Saturday, July 14, 2007

The New York Times: Willful Gullibility in Furtherance of Ideology   posted by TangoMan @ 7/14/2007 02:07:00 PM

You would think that the New York Times reporters on the education beat could write an article without blatantly proclaiming their gullibility or willingness to engage in obfuscation but I see no evidence of any desire to avoid such sins, especially in this article on how school districts are pursuing diversity agendas by parsing students according to socioeconomic status. The Times reports:
The most ambitious effort and the example most often cited as a success is in the city of Raleigh, N.C., and its suburbs.

For seven years the district has sought to cap the proportion of low-income students in each of the county's 143 schools at 40 percent.

To achieve a balance of low- and middle-income children, the district encourages and sometimes requires students to attend schools far from home.
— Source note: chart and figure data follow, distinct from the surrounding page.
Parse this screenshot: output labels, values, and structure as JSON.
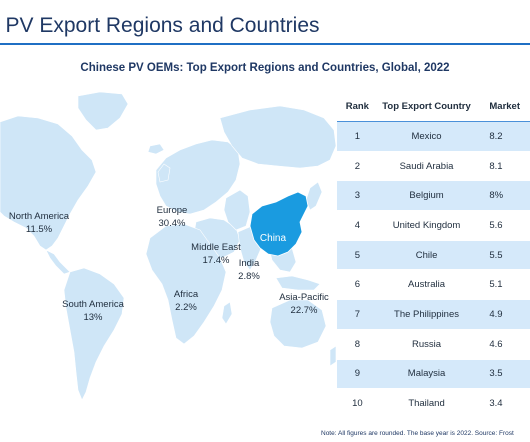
{
  "header": {
    "title": "o PV Export Regions and Countries",
    "subtitle": "Chinese PV OEMs: Top Export Regions and Countries, Global, 2022"
  },
  "colors": {
    "land": "#cfe6f7",
    "china": "#1a9be0",
    "table_stripe": "#d5e9fa",
    "title": "#1f3864",
    "rule": "#1f6fc4"
  },
  "chart_data": [
    {
      "type": "map",
      "regions": [
        {
          "name": "North America",
          "value": "11.5%"
        },
        {
          "name": "Europe",
          "value": "30.4%"
        },
        {
          "name": "Middle East",
          "value": "17.4%"
        },
        {
          "name": "India",
          "value": "2.8%"
        },
        {
          "name": "Africa",
          "value": "2.2%"
        },
        {
          "name": "South America",
          "value": "13%"
        },
        {
          "name": "Asia-Pacific",
          "value": "22.7%"
        }
      ],
      "highlight": "China"
    },
    {
      "type": "table",
      "columns": [
        "Rank",
        "Top Export Country",
        "Market"
      ],
      "rows": [
        [
          "1",
          "Mexico",
          "8.2"
        ],
        [
          "2",
          "Saudi Arabia",
          "8.1"
        ],
        [
          "3",
          "Belgium",
          "8%"
        ],
        [
          "4",
          "United Kingdom",
          "5.6"
        ],
        [
          "5",
          "Chile",
          "5.5"
        ],
        [
          "6",
          "Australia",
          "5.1"
        ],
        [
          "7",
          "The Philippines",
          "4.9"
        ],
        [
          "8",
          "Russia",
          "4.6"
        ],
        [
          "9",
          "Malaysia",
          "3.5"
        ],
        [
          "10",
          "Thailand",
          "3.4"
        ]
      ]
    }
  ],
  "note": "Note: All figures are rounded. The base year is 2022. Source: Frost"
}
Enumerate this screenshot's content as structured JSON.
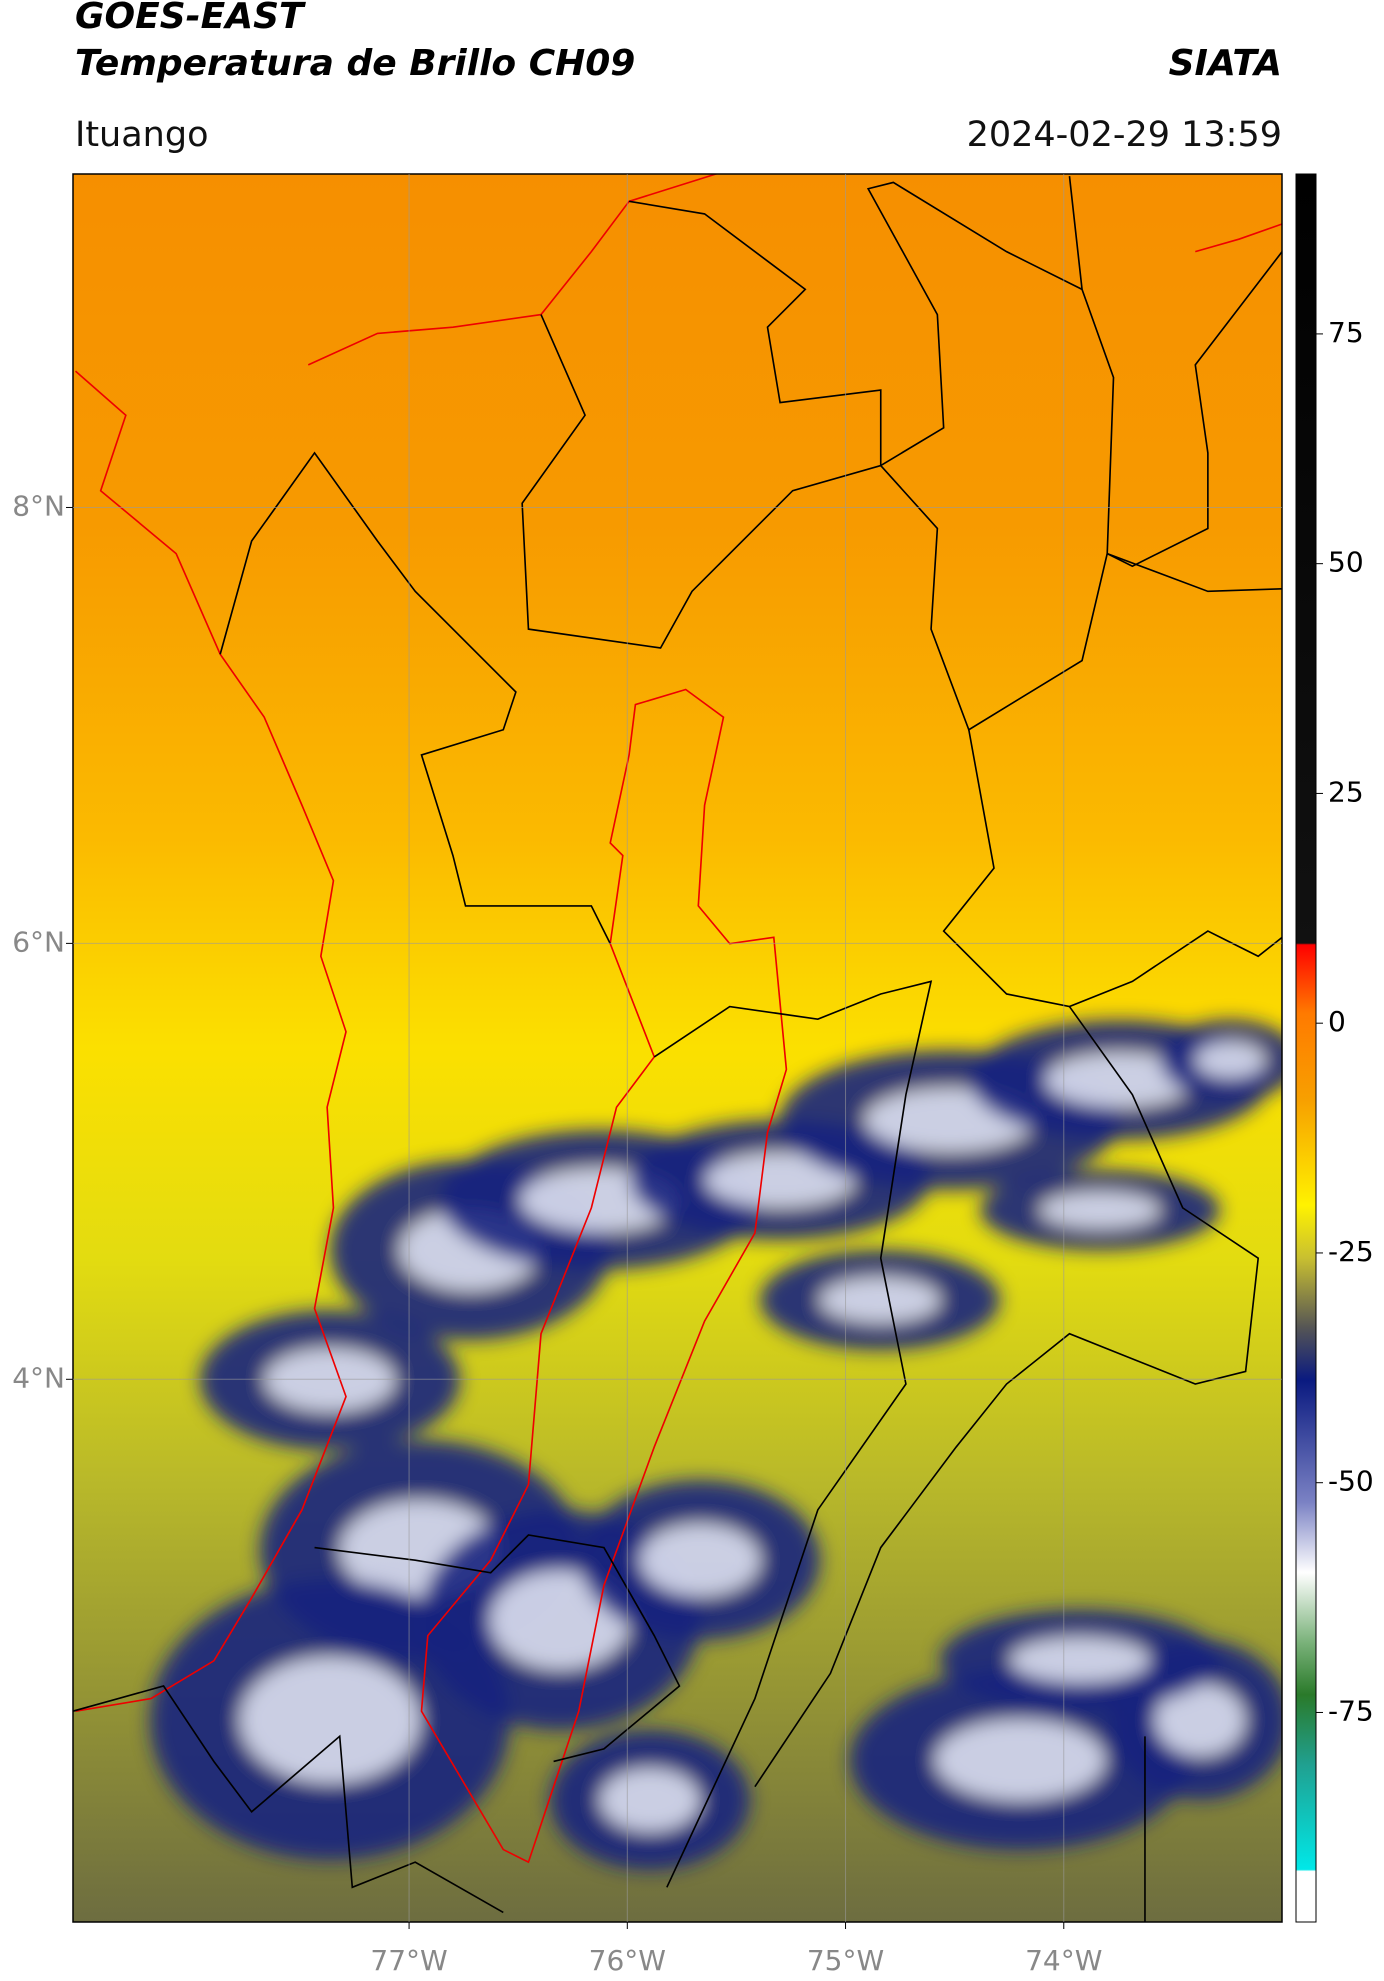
{
  "header": {
    "title": "GOES-EAST",
    "subtitle": "Temperatura de Brillo CH09",
    "source": "SIATA",
    "location": "Ituango",
    "timestamp": "2024-02-29 13:59"
  },
  "map": {
    "lonlim": [
      -78.54,
      -73.0
    ],
    "latlim": [
      1.51,
      9.53
    ],
    "lat_ticks": [
      {
        "value": 8,
        "label": "8°N"
      },
      {
        "value": 6,
        "label": "6°N"
      },
      {
        "value": 4,
        "label": "4°N"
      }
    ],
    "lon_ticks": [
      {
        "value": -77,
        "label": "77°W"
      },
      {
        "value": -76,
        "label": "76°W"
      },
      {
        "value": -75,
        "label": "75°W"
      },
      {
        "value": -74,
        "label": "74°W"
      }
    ],
    "grid": true
  },
  "colorbar": {
    "lim": [
      -97.8,
      92.4
    ],
    "ticks": [
      75,
      50,
      25,
      0,
      -25,
      -50,
      -75
    ]
  }
}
Suburban students are attracted to magnet schools in the city; children from the inner city are sometimes bused to middle-class schools at the outer edges of Raleigh and in the suburbs.
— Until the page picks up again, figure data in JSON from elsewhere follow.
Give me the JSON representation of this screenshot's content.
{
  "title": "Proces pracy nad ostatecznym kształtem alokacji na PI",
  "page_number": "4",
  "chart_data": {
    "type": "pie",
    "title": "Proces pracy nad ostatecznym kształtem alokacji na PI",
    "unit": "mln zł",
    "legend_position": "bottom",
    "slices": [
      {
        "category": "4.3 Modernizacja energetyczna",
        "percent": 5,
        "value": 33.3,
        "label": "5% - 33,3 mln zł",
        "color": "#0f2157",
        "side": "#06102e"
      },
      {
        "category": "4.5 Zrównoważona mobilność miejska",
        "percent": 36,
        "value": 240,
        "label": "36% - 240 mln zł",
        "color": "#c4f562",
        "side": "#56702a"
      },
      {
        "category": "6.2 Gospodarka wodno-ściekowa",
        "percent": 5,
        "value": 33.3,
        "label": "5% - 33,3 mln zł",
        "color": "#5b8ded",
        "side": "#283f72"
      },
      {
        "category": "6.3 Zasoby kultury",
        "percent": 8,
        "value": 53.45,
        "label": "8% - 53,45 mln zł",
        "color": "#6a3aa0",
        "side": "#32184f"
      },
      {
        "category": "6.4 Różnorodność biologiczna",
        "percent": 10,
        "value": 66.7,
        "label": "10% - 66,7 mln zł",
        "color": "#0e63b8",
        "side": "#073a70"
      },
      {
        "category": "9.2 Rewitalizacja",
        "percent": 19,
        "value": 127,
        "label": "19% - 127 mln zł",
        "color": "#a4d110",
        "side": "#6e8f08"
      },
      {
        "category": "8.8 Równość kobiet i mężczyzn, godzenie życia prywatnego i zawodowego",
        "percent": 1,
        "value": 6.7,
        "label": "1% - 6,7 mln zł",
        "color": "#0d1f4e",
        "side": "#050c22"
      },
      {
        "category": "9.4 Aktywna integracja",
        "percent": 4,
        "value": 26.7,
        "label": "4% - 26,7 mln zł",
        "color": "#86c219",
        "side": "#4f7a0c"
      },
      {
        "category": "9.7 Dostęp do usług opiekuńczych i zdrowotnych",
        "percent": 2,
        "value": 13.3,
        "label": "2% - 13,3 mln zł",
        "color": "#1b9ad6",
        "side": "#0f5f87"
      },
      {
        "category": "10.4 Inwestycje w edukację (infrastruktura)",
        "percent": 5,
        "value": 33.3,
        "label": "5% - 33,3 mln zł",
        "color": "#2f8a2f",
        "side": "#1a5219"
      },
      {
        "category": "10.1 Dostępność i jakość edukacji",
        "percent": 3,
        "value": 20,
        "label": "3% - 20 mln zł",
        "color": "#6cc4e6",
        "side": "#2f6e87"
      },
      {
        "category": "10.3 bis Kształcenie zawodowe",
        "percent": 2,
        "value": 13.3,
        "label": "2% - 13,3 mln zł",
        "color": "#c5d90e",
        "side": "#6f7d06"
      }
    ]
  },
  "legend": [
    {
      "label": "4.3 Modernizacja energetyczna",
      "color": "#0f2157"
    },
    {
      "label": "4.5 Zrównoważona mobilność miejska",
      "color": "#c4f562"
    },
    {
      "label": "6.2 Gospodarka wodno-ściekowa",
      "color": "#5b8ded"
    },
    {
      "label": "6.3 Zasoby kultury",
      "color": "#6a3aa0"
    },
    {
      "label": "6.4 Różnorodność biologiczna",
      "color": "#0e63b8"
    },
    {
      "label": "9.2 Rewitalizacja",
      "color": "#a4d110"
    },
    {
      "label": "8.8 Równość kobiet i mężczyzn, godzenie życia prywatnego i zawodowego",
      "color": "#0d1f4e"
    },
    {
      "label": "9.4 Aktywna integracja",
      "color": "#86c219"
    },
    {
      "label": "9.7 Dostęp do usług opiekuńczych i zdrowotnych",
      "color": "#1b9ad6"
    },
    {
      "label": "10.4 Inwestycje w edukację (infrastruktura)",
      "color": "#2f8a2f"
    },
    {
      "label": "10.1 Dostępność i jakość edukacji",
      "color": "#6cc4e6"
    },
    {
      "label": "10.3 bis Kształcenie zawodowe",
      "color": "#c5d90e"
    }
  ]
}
The achievement gains have been sharp, and school officials said economic integration was largely responsible. Only 40 percent of black students in grades three through eight in Wake County, where Raleigh is located, scored at grade level on state reading tests in 1995. By the spring of 2006, 82 percent did.
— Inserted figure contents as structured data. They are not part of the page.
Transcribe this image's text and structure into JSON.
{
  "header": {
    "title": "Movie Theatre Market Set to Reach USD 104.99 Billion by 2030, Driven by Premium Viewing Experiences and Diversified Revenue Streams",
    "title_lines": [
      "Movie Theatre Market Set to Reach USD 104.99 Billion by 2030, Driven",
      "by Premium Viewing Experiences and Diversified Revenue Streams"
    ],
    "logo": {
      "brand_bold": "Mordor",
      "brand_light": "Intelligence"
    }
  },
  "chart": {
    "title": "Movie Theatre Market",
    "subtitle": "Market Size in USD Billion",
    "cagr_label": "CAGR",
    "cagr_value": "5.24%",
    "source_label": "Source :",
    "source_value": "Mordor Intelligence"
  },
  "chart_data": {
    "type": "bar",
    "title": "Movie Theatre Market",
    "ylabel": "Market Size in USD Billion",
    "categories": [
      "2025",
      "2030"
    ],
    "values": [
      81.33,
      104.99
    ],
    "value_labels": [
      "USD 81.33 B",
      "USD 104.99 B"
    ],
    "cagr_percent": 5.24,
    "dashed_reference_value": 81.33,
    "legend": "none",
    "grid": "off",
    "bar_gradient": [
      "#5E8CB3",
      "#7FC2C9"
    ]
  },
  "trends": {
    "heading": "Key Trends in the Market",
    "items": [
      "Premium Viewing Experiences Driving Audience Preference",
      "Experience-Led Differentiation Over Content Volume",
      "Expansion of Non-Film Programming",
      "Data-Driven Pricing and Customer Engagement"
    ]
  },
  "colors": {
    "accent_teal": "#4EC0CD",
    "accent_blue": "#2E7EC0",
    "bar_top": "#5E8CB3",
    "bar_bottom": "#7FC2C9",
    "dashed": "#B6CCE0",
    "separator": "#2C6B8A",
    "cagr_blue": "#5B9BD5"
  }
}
What's changed in the education landscape betweeen 1995 and 2006? We've seen the introduction of the NCLB which has created a massive incentive for States to game their achievement tests in order to meet Federal compliance thresholds. Is there any evidence that North Carolina has gamed their achievement tests in order to boost the proportion of students who met proficiency standards? You bet there is. Unlike the achievement tests that states devise the National Assessment of Educational Progress (NAEP) is a uniform measure not subject to "dumbing down." According to this national survey, North Carolina is ranked ninth in 4th grade reading score variance, and third in terms of 8th grade math score variance, between NAEP scores and state developed assessment tests.

If we go directly to the NAEP Reading statistics we see the results for the 4th graders in 1994 was 214 (212 national ave.) and that the 2005 scores were 217 (217 national ave.). The 8th graders 1998 scores were 262 (261 national ave.) and the 2005 score was 258 (260 national ave.) Here we see only miniscule gains across the years and a slippage against national trends. While it's certainly possible that the Raleigh schools are bucking the statewide trend the reporters don't verify that this is indeed the case and simply rely on meaningless statistics offered up in support of the educational fad du jour, that socioeconomic integration will produce the diversity that will finally close the achievement gap.

Instead of touting the success of the Raleigh schools in meeting proficiency standards because of economic integration shouldn't the reporters have verified that they weren't reporting phantom gains attributable to a gaming of the testing regime?